Treading carefully, watching her feet on the flat stones of the ford so as not to wet her narrow-strap sandals, she looked up to see Ronnie Grasmere approaching down the lane, accompanied by an enormous dog like an animated black hearthrug. For a moment she thought the dog was going to leap on her and, more to the point, on her suit. Ronnie, who was carrying a gun, said a quiet but commanding “Sit,” and the animal immediately did so, its forepaws straight, head held high. Zillah was impressed and said so.
“No point in having a dog if he’s your master.”
Zillah nodded. Never before had she known a voice to be so plummy and old Etonian. “And where are you off to, my pretty maid?”
Resisting an impulse to say she was going a-milking, Zillah told him.
“I say, d’you have to do your own shopping? What a shame.”
“Most people do, don’t they?”
His answer was hearty laughter. “Shoot, do you?”
She was more than ever aware of the gun sort of folded over his arm. Broken, did they call it? “I never have.” Sensing it was the kind of thing he’d like a woman to say, she added, “I’d be scared.”
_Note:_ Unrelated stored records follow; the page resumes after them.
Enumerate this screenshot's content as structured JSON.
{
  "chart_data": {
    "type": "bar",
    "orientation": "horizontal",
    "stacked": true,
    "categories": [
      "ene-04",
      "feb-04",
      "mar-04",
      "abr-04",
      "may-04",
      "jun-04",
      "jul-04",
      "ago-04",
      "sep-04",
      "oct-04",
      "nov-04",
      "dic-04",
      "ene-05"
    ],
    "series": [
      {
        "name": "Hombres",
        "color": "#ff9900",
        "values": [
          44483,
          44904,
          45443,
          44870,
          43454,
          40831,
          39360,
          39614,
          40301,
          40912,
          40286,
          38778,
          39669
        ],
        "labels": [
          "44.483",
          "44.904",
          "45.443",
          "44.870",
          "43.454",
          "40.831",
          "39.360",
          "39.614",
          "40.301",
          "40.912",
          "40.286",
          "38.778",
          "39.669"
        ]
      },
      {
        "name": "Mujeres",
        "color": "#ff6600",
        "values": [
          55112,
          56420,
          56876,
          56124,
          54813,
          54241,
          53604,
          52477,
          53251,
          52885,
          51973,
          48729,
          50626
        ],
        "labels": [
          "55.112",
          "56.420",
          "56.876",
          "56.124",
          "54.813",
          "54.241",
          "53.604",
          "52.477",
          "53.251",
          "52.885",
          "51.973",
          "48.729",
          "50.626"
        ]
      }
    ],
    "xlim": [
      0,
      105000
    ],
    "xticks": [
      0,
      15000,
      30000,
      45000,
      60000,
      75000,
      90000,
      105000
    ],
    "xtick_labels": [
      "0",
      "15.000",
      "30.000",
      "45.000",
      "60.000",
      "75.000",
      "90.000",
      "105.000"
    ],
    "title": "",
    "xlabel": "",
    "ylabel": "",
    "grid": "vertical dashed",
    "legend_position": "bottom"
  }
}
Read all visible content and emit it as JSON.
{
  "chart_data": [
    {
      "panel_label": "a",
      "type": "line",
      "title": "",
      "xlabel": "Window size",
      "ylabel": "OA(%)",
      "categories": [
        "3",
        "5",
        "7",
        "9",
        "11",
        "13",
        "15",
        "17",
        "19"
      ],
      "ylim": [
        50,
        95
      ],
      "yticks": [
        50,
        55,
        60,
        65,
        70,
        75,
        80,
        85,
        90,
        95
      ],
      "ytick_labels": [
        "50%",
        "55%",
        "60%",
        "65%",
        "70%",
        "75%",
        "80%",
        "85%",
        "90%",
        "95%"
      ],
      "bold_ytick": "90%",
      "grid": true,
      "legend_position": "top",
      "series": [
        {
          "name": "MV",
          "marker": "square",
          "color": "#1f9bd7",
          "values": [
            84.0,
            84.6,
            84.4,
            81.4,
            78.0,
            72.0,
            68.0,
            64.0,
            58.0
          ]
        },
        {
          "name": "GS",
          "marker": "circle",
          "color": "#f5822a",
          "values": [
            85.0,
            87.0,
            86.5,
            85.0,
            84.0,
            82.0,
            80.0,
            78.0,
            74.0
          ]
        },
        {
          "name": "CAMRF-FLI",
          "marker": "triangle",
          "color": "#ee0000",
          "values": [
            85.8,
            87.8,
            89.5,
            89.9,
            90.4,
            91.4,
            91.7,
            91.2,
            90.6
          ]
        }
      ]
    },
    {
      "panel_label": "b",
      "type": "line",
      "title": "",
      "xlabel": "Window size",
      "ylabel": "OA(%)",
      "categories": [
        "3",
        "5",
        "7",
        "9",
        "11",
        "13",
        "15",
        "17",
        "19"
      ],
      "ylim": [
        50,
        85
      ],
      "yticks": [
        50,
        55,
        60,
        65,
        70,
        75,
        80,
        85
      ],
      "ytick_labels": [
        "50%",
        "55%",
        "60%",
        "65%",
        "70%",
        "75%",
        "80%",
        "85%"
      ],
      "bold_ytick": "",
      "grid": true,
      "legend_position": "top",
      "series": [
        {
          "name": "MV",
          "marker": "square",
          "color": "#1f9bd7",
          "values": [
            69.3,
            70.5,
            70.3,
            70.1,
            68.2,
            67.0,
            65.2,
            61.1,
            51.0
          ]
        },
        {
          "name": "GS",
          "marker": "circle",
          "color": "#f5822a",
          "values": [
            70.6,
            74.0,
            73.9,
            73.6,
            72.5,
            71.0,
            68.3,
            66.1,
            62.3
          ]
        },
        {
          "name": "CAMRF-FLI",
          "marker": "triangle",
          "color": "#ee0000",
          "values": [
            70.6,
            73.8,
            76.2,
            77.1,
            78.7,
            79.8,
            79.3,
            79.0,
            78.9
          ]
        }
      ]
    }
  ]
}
“Not you. I’ll teach you.”
“Would you really?”
“Look, I have to take this great beast walkies, so alas I must leave you. But why don’t you have dinner with me one night? Tonight?”
“I couldn’t tonight.” She could have but playing hard to get was never wrong.
“Tomorrow, then?”
“That would be nice.” It would be her birthday.
Ronnie said he’d pick her up at seven. They’d go to a pleasant little unpretentious place outside Southerton called Peverel Grange. Zillah knew its reputation as the best restaurant in South Wessex. She walked back to Willow Cottage feeling better than she had for months. Annie would probably babysit for her or she’d know someone who would.
None of the neighbors in Holmdale Road had been able to confirm Fiona’s story. They were Londoners and took very little notice of what the people next door or the people opposite did. Their requirement in the neighbors was that they should keep from playing music at night, control their children, and keep their dogs in. Only one couple had even known the Jarveys’ name. All of them knew more about Fiona, whose notoriety came from her having been the murdered man’s partner. But where she had been that Saturday night, home or away, no one could tell. On the subject of cars they were more vociferous. Violent Crimes and Miss Demeanor had nothing to do with motor vehicles, except the ones they drove themselves, and were uninterested in the conduct of users of the two train stations who clogged West Hampstead streets with their parked cars. When would Camden Council introduce residents’ parking was the question four out of five householders asked. Violent Crimes neither knew nor cared. They were no nearer having a clue where the Jarveys and Fiona Harrington had been that night than when they started.